Nikt nie lubi słuchać krytycznych uwag, a przewodniczący jednej z największych partii politycznych jest na tym punkcie szczególnie wrażliwy. Kiedy Marek Migalski, europoseł, który do Parlamentu Europejskiego startował z list PiS zaczął na swoim blogu umieszczać kąśliwe uwagi wobec partyjnych kolegów prezes zabrał głos.
- To kwestia jego moralności. Zachowuje się w sposób niedobry, by nie powiedzieć niegodny – ocenił jego twórcze zapędy Kaczyński.
Co tak bardzo uraziło lidera PiS, że przeszedł do ataku?
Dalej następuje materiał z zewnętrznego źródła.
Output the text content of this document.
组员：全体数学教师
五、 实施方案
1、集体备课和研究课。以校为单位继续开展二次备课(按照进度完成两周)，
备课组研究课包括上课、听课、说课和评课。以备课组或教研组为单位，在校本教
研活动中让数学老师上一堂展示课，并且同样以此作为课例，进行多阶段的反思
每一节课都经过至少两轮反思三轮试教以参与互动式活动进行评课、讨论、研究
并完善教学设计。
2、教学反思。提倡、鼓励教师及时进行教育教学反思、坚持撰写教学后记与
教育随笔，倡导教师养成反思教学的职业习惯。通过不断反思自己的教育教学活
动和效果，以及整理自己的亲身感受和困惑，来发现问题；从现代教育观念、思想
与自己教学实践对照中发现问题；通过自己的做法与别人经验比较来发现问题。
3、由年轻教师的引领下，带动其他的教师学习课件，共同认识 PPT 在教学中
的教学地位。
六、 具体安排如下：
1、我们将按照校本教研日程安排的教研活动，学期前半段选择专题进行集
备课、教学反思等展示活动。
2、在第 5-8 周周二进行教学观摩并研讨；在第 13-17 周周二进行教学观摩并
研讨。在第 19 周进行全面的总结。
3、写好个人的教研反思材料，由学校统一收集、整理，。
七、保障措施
Marek Migalski na blogu stwierdził, że od dnia wyborów prezydenckich PiS ponosi "same porażki". Napisał też: „Jesteśmy w stałej defensywie. Daliśmy się wpuścić w spór o krzyż, o tragedię smoleńską, zajmujemy się wciąż sobą, a nie rozliczaniem PO z realizacji obietnic wyborczych”.
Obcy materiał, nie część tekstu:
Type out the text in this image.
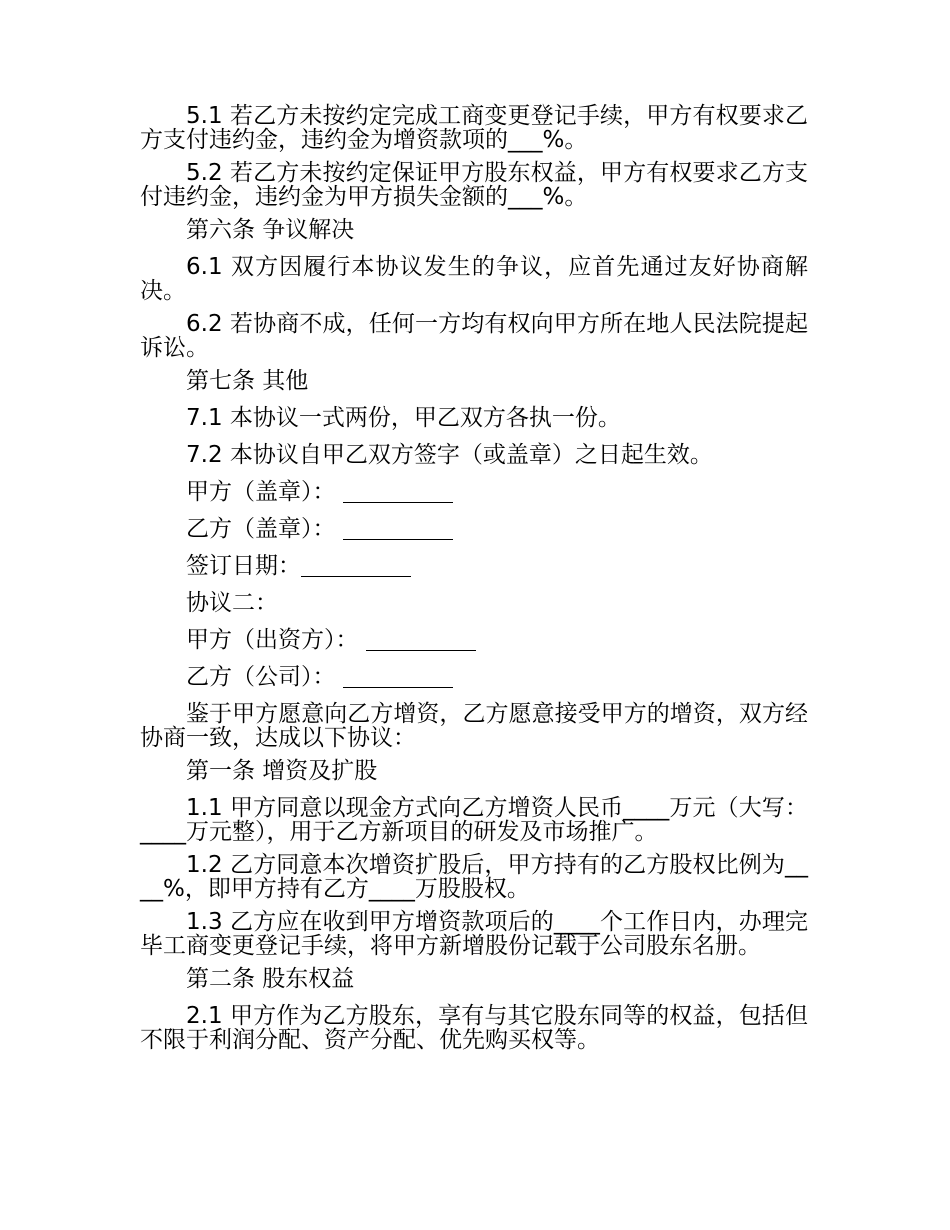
5.1 若乙方未按约定完成工商变更登记手续，甲方有权要求乙方支付违约金，违约金为增资款项的___%。

5.2 若乙方未按约定保证甲方股东权益，甲方有权要求乙方支付违约金，违约金为甲方损失金额的___%。

第六条 争议解决

6.1 双方因履行本协议发生的争议，应首先通过友好协商解决。

6.2 若协商不成，任何一方均有权向甲方所在地人民法院提起诉讼。

第七条 其他

7.1 本协议一式两份，甲乙双方各执一份。

7.2 本协议自甲乙双方签字（或盖章）之日起生效。

甲方（盖章）：

乙方（盖章）：

签订日期：

协议二：

甲方（出资方）：

乙方（公司）：

鉴于甲方愿意向乙方增资，乙方愿意接受甲方的增资，双方经协商一致，达成以下协议：

第一条 增资及扩股

1.1 甲方同意以现金方式向乙方增资人民币____万元（大写：____万元整），用于乙方新项目的研发及市场推广。

1.2 乙方同意本次增资扩股后，甲方持有的乙方股权比例为____%，即甲方持有乙方____万股股权。

1.3 乙方应在收到甲方增资款项后的____个工作日内，办理完毕工商变更登记手续，将甲方新增股份记载于公司股东名册。

第二条 股东权益

2.1 甲方作为乙方股东，享有与其它股东同等的权益，包括但不限于利润分配、资产分配、优先购买权等。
Europoseł dolał jeszcze oliwy do ognia gdy na antenie tvn24 mówił, że Jarosław Kaczyński używa zbyt mocnego języka, na czym traci partia. Poza tym Migalski cały czas zaznacza, że jego blog jest wolny od wpływów Prawa i Sprawiedliwości i dlatego nie zamierza powstrzymywać się na nim przed krytyką partii.